Internet Lite

Yeah, so I’ve been bad at blogging lately. Mostly this is because I haven’t been reading blogs. There’s a direct connection. Real life things don’t make me particularly want to blog, but reading blogs does. Of course once the momentum kicks in then maybe I’ll press on to blog about real-lifey stuff. But normally, if I’m not reading blogs, I’m not writing. This makes sense in a way since it’s only when I’m reading really interesting things that I have any interest in writing.

The problem is, I’m in one of those moods right now where even when I have free time, I don’t want to read blogs. It’s not because I’m bored with them (hell, I’m watching Letterman, and how engaging is that?). The real problem is that I’m not able to keep up with my interests, and that bugs me. It’s tempting to invoke Stephen Covey here and say that my sphere of interest has exceeded my sphere of influence, but truthfully there’s no time in my life when that has not been the case. As far as I’m concerned, having your interests exceed your abilities is kind of the definition of being an interesting person. But I spend a lot of time even one step beyond this condition such that my interest in things exceeds even my interest in them. What I mean is there are a lot of things that I would potentially like to know more about, but I have a frustrating inability to actually take that next step and pursue the interest.

The web provides a really useful example and metaphor for this in the form of links. Blogs are ostensibly lists of links with a little extra, often pithy, meta data on why you should click on them. But how often do you read a blog and not click the links? That’s where I’m at. I’d like to click the links. I’d like to read the books I’ve read reviews of. I’d like to follow every chain to its conclusion or at least some far-off exhaustion point, but there’s too much interesting first-source material for me to go even one level down on everything that catches my interest.

Linking was the aspect of the web that caught my attention and made me think, yeah, this is the shit. Back in the late nineties there were days when I would literally spend eight hours starting from some topic and just drilling down through the links, consuming a huge amount of material, and more often than not actually learning about something new. I’m not sure what happened since then, but that doesn’t happen any more. Maybe there’s more noise in the channel, maybe I’ve developed a more discerning palate, maybe my attention span is shorter, maybe I just can’t sit still for eight hours any more.

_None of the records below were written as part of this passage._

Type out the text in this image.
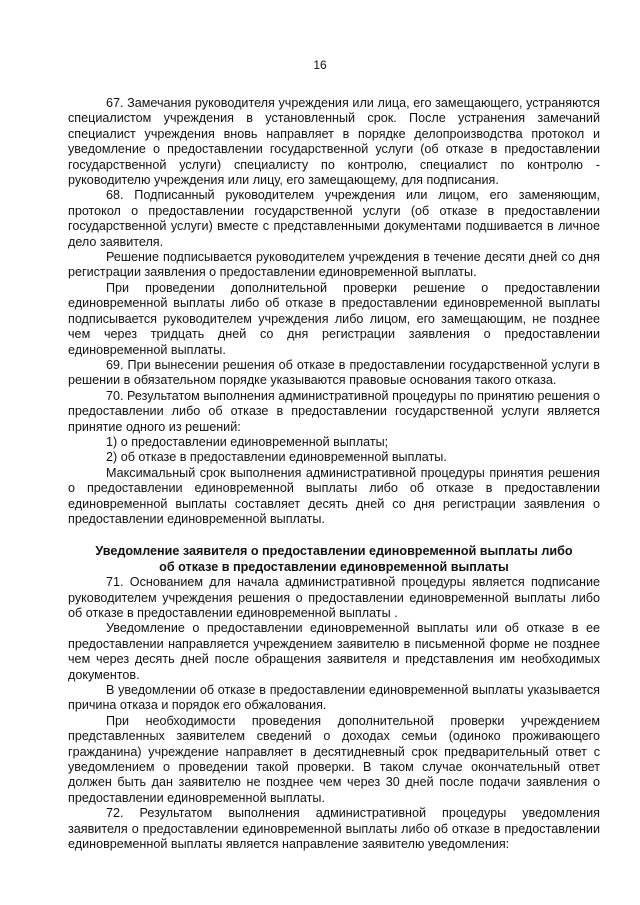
16

67. Замечания руководителя учреждения или лица, его замещающего, устраняются специалистом учреждения в установленный срок. После устранения замечаний специалист учреждения вновь направляет в порядке делопроизводства протокол и уведомление о предоставлении государственной услуги (об отказе в предоставлении государственной услуги) специалисту по контролю, специалист по контролю - руководителю учреждения или лицу, его замещающему, для подписания.

68. Подписанный руководителем учреждения или лицом, его заменяющим, протокол о предоставлении государственной услуги (об отказе в предоставлении государственной услуги) вместе с представленными документами подшивается в личное дело заявителя.

Решение подписывается руководителем учреждения в течение десяти дней со дня регистрации заявления о предоставлении единовременной выплаты.

При проведении дополнительной проверки решение о предоставлении единовременной выплаты либо об отказе в предоставлении единовременной выплаты подписывается руководителем учреждения либо лицом, его замещающим, не позднее чем через тридцать дней со дня регистрации заявления о предоставлении единовременной выплаты.

69. При вынесении решения об отказе в предоставлении государственной услуги в решении в обязательном порядке указываются правовые основания такого отказа.

70. Результатом выполнения административной процедуры по принятию решения о предоставлении либо об отказе в предоставлении государственной услуги является принятие одного из решений:

1) о предоставлении единовременной выплаты;

2) об отказе в предоставлении единовременной выплаты.

Максимальный срок выполнения административной процедуры принятия решения о предоставлении единовременной выплаты либо об отказе в предоставлении единовременной выплаты составляет десять дней со дня регистрации заявления о предоставлении единовременной выплаты.

Уведомление заявителя о предоставлении единовременной выплаты либо
об отказе в предоставлении единовременной выплаты

71. Основанием для начала административной процедуры является подписание руководителем учреждения решения о предоставлении единовременной выплаты либо об отказе в предоставлении единовременной выплаты .

Уведомление о предоставлении единовременной выплаты или об отказе в ее предоставлении направляется учреждением заявителю в письменной форме не позднее чем через десять дней после обращения заявителя и представления им необходимых документов.

В уведомлении об отказе в предоставлении единовременной выплаты указывается причина отказа и порядок его обжалования.

При необходимости проведения дополнительной проверки учреждением представленных заявителем сведений о доходах семьи (одиноко проживающего гражданина) учреждение направляет в десятидневный срок предварительный ответ с уведомлением о проведении такой проверки. В таком случае окончательный ответ должен быть дан заявителю не позднее чем через 30 дней после подачи заявления о предоставлении единовременной выплаты.

72. Результатом выполнения административной процедуры уведомления заявителя о предоставлении единовременной выплаты либо об отказе в предоставлении единовременной выплаты является направление заявителю уведомления:
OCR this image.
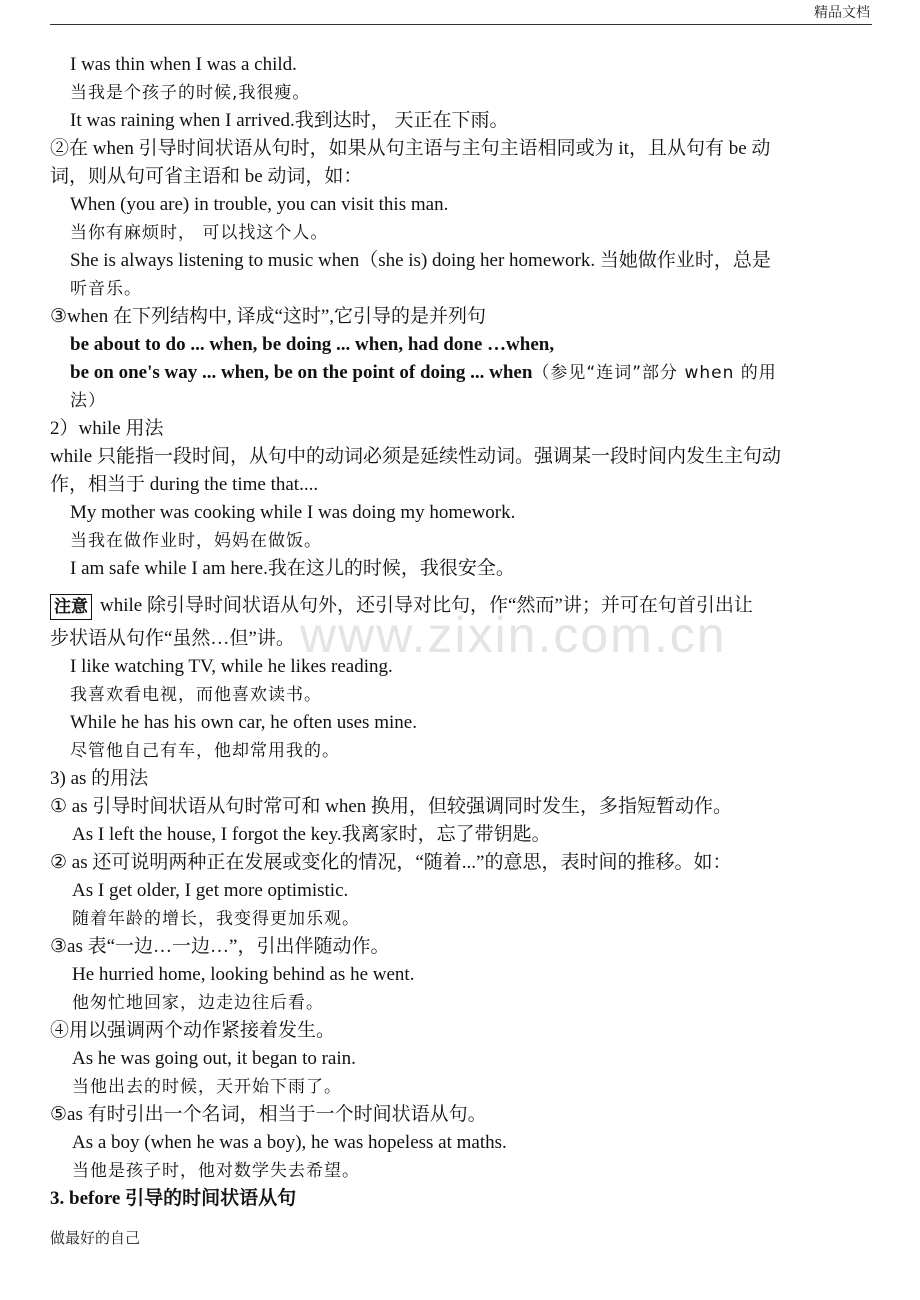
精品文档
www.zixin.com.cn
I was thin when I was a child.
当我是个孩子的时候,我很瘦。
It was raining when I arrived.我到达时， 天正在下雨。
②在 when 引导时间状语从句时，如果从句主语与主句主语相同或为 it，且从句有 be 动
词，则从句可省主语和 be 动词，如：
When (you are) in trouble, you can visit this man.
当你有麻烦时， 可以找这个人。
She is always listening to music when（she is) doing her homework. 当她做作业时，总是
听音乐。
③when 在下列结构中, 译成“这时”,它引导的是并列句
be about to do ... when, be doing ... when, had done …when,
be on one's way ... when, be on the point of doing ... when（参见“连词”部分 when 的用
法）
2）while 用法
while 只能指一段时间，从句中的动词必须是延续性动词。强调某一段时间内发生主句动
作，相当于 during the time that....
My mother was cooking while I was doing my homework.
当我在做作业时，妈妈在做饭。
I am safe while I am here.我在这儿的时候，我很安全。
注意 while 除引导时间状语从句外，还引导对比句，作“然而”讲；并可在句首引出让
步状语从句作“虽然…但”讲。
I like watching TV, while he likes reading.
我喜欢看电视，而他喜欢读书。
While he has his own car, he often uses mine.
尽管他自己有车，他却常用我的。
3) as 的用法
① as 引导时间状语从句时常可和 when 换用，但较强调同时发生，多指短暂动作。
As I left the house, I forgot the key.我离家时，忘了带钥匙。
② as 还可说明两种正在发展或变化的情况，“随着...”的意思，表时间的推移。如：
As I get older, I get more optimistic.
随着年龄的增长，我变得更加乐观。
③as 表“一边…一边…”，引出伴随动作。
He hurried home, looking behind as he went.
他匆忙地回家，边走边往后看。
④用以强调两个动作紧接着发生。
As he was going out, it began to rain.
当他出去的时候，天开始下雨了。
⑤as 有时引出一个名词，相当于一个时间状语从句。
As a boy (when he was a boy), he was hopeless at maths.
当他是孩子时，他对数学失去希望。
3. before 引导的时间状语从句
做最好的自己
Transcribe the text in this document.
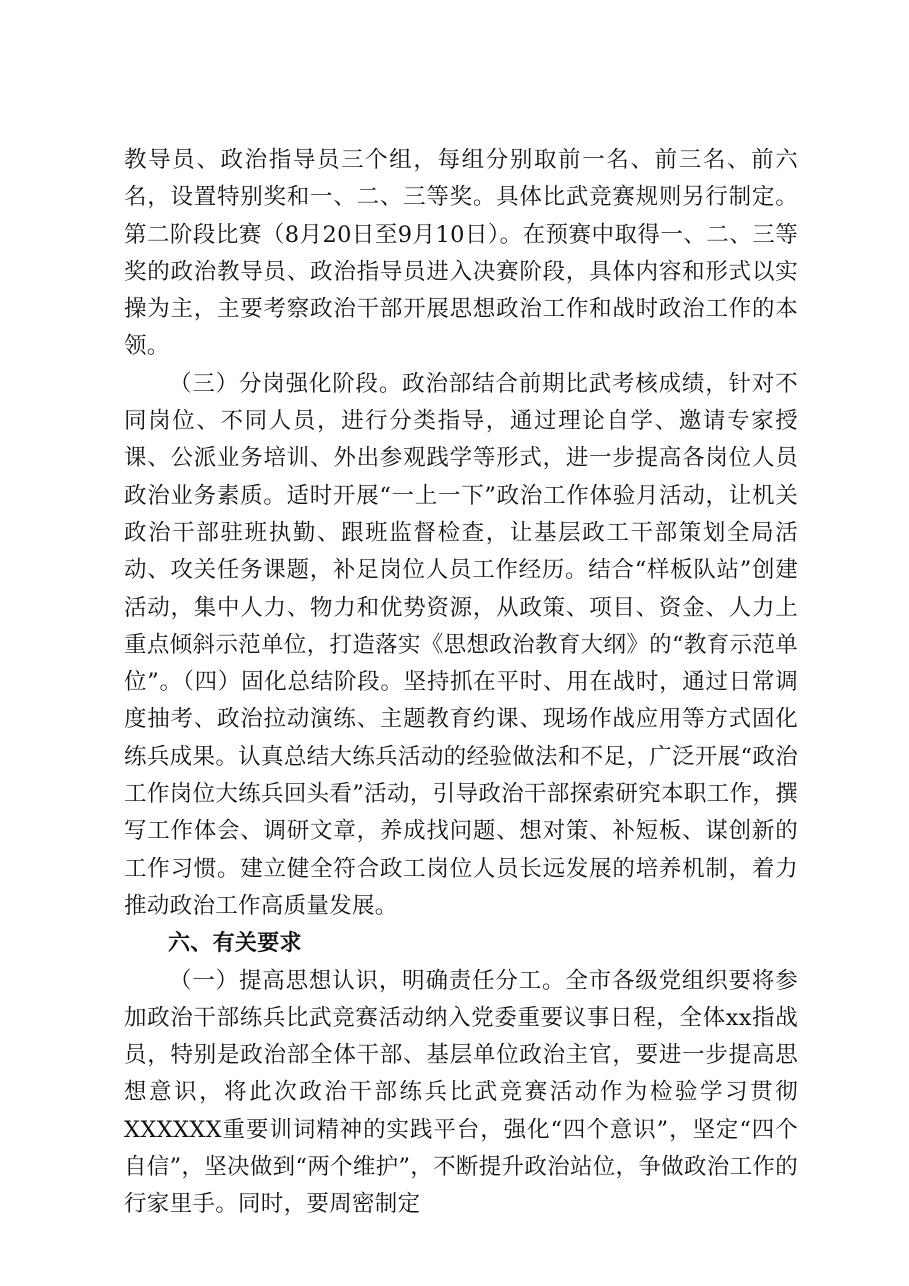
教导员、政治指导员三个组，每组分别取前一名、前三名、前六名，设置特别奖和一、二、三等奖。具体比武竞赛规则另行制定。第二阶段比赛（8月20日至9月10日）。在预赛中取得一、二、三等奖的政治教导员、政治指导员进入决赛阶段，具体内容和形式以实操为主，主要考察政治干部开展思想政治工作和战时政治工作的本领。

（三）分岗强化阶段。政治部结合前期比武考核成绩，针对不同岗位、不同人员，进行分类指导，通过理论自学、邀请专家授课、公派业务培训、外出参观践学等形式，进一步提高各岗位人员政治业务素质。适时开展“一上一下”政治工作体验月活动，让机关政治干部驻班执勤、跟班监督检查，让基层政工干部策划全局活动、攻关任务课题，补足岗位人员工作经历。结合“样板队站”创建活动，集中人力、物力和优势资源，从政策、项目、资金、人力上重点倾斜示范单位，打造落实《思想政治教育大纲》的“教育示范单位”。（四）固化总结阶段。坚持抓在平时、用在战时，通过日常调度抽考、政治拉动演练、主题教育约课、现场作战应用等方式固化练兵成果。认真总结大练兵活动的经验做法和不足，广泛开展“政治工作岗位大练兵回头看”活动，引导政治干部探索研究本职工作，撰写工作体会、调研文章，养成找问题、想对策、补短板、谋创新的工作习惯。建立健全符合政工岗位人员长远发展的培养机制，着力推动政治工作高质量发展。

六、有关要求

（一）提高思想认识，明确责任分工。全市各级党组织要将参加政治干部练兵比武竞赛活动纳入党委重要议事日程，全体xx指战员，特别是政治部全体干部、基层单位政治主官，要进一步提高思想意识，将此次政治干部练兵比武竞赛活动作为检验学习贯彻XXXXXX重要训词精神的实践平台，强化“四个意识”，坚定“四个自信”，坚决做到“两个维护”，不断提升政治站位，争做政治工作的行家里手。同时，要周密制定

For whatever reason, I almost never do the concentrated, focused drill down on a topic these days. I read blogs as digests, I use Google for research, usually looking only at top-level hit pages until I find what I need. Once in a while I’ll get sucked into a compelling story (though it’s often on a newspaper or magazine site, so there won’t be outbound links). Sometimes I’ll find a personality I like and read around in an author’s article archive. But what I don’t do is consciously consume linked articles with the intention of integrating them into my own internal semantic web. This leaves me feeling like I’ve absorbed less, learned less, not really gained anything from time spent using the Internet. I guess this shouldn’t come as much of a surprise, since most people assume it’s all a waste of time anyway. But I feel like I used to get something out of it.